Politics Eats People

New today at Splice, I’m reviewing Fernanda Melchor’s blistering novel Hurricane Season, translated by Sophie Hughes:

Fernanda Melchor’s Hurricane Season is a novel about the threshing machine of politics in the lives of people who struggle to recognise it as such, much less to name and discuss it, though they absolutely register its effects on their experiences. While the novel is Melchor’s third, it’s her first to be made available in English, in a fierce and forceful translation by Sophie Hughes, and every word bristles with indignation at the politics in which its characters are immured. Not the bickering of spin doctors, not the argy-bargy of international delegates, not the supplications of diplomats or the pontifications of op-ed blowhards. Hurricane Season maintains a tight focus on just one tiny village in Mexico, a superstitious place blighted by “poverty, destitution and ignorance”, and page by page it forensically examines the daily deprivations of the townsfolk.
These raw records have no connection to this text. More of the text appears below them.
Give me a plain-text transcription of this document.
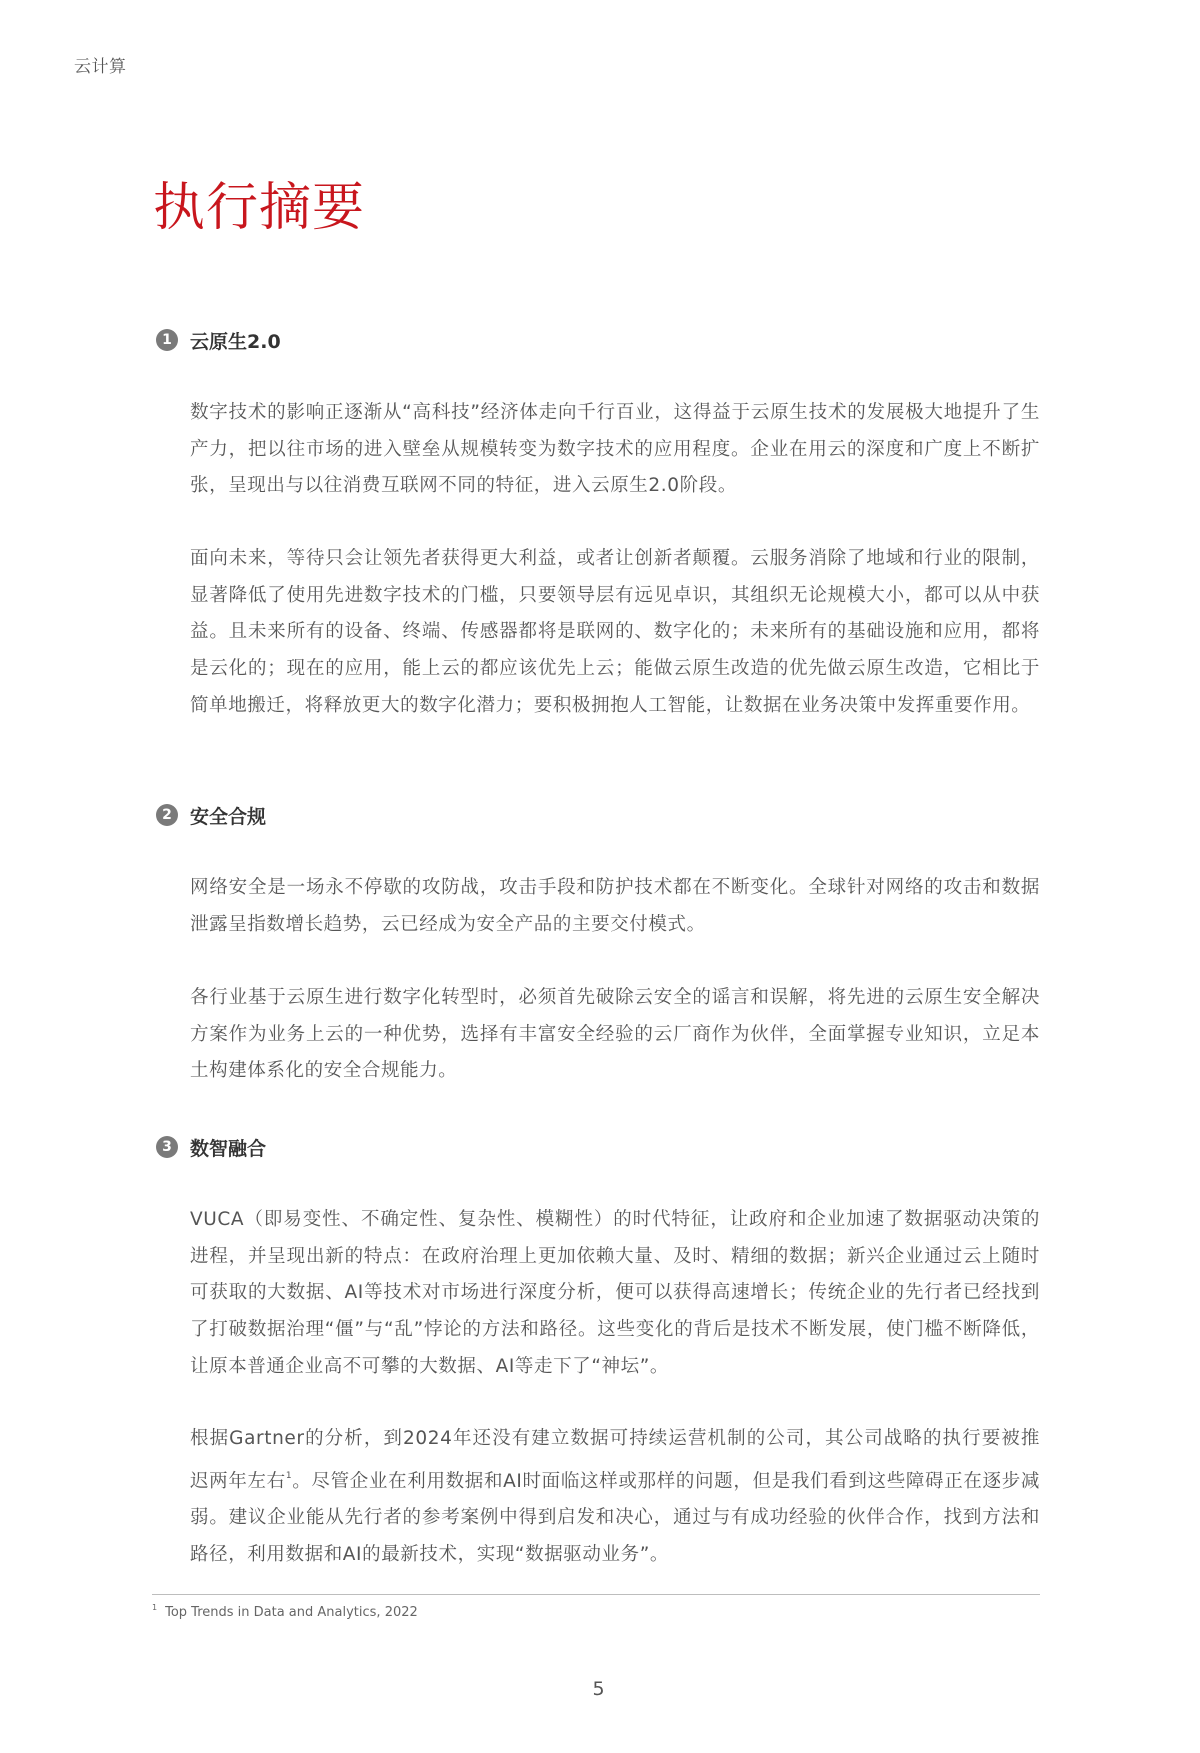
云计算
执行摘要
1 云原生2.0

数字技术的影响正逐渐从“高科技”经济体走向千行百业，这得益于云原生技术的发展极大地提升了生产力，把以往市场的进入壁垒从规模转变为数字技术的应用程度。企业在用云的深度和广度上不断扩张，呈现出与以往消费互联网不同的特征，进入云原生2.0阶段。

面向未来，等待只会让领先者获得更大利益，或者让创新者颠覆。云服务消除了地域和行业的限制，显著降低了使用先进数字技术的门槛，只要领导层有远见卓识，其组织无论规模大小，都可以从中获益。且未来所有的设备、终端、传感器都将是联网的、数字化的；未来所有的基础设施和应用，都将是云化的；现在的应用，能上云的都应该优先上云；能做云原生改造的优先做云原生改造，它相比于简单地搬迁，将释放更大的数字化潜力；要积极拥抱人工智能，让数据在业务决策中发挥重要作用。

2 安全合规

网络安全是一场永不停歇的攻防战，攻击手段和防护技术都在不断变化。全球针对网络的攻击和数据泄露呈指数增长趋势，云已经成为安全产品的主要交付模式。

各行业基于云原生进行数字化转型时，必须首先破除云安全的谣言和误解，将先进的云原生安全解决方案作为业务上云的一种优势，选择有丰富安全经验的云厂商作为伙伴，全面掌握专业知识，立足本土构建体系化的安全合规能力。

3 数智融合

VUCA（即易变性、不确定性、复杂性、模糊性）的时代特征，让政府和企业加速了数据驱动决策的进程，并呈现出新的特点：在政府治理上更加依赖大量、及时、精细的数据；新兴企业通过云上随时可获取的大数据、AI等技术对市场进行深度分析，便可以获得高速增长；传统企业的先行者已经找到了打破数据治理“僵”与“乱”悖论的方法和路径。这些变化的背后是技术不断发展，使门槛不断降低，让原本普通企业高不可攀的大数据、AI等走下了“神坛”。

根据Gartner的分析，到2024年还没有建立数据可持续运营机制的公司，其公司战略的执行要被推迟两年左右$^1$。尽管企业在利用数据和AI时面临这样或那样的问题，但是我们看到这些障碍正在逐步减弱。建议企业能从先行者的参考案例中得到启发和决心，通过与有成功经验的伙伴合作，找到方法和路径，利用数据和AI的最新技术，实现“数据驱动业务”。

$^1$ Top Trends in Data and Analytics, 2022
5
The picture is unremittingly bleak. La Matosa is the kind of place where a grown man can remain haunted by memories of finding “a work of witchcraft” outside his boyhood home, “one of those extra-large mayonnaise jars with an immense toad floating inside, a dead, decomposed toad swimming in a murky liquid”. It’s also a place where the family of an asthmatic child try to help him survive the winter by blanketing his bed with clothes, and bathing him in the feeble warmth of a lightbulb, only to wake up one morning and find that he has died in his sleep. What hope for future generations when material resources are insufficient and the black arts are taken to be a greater cause for concern?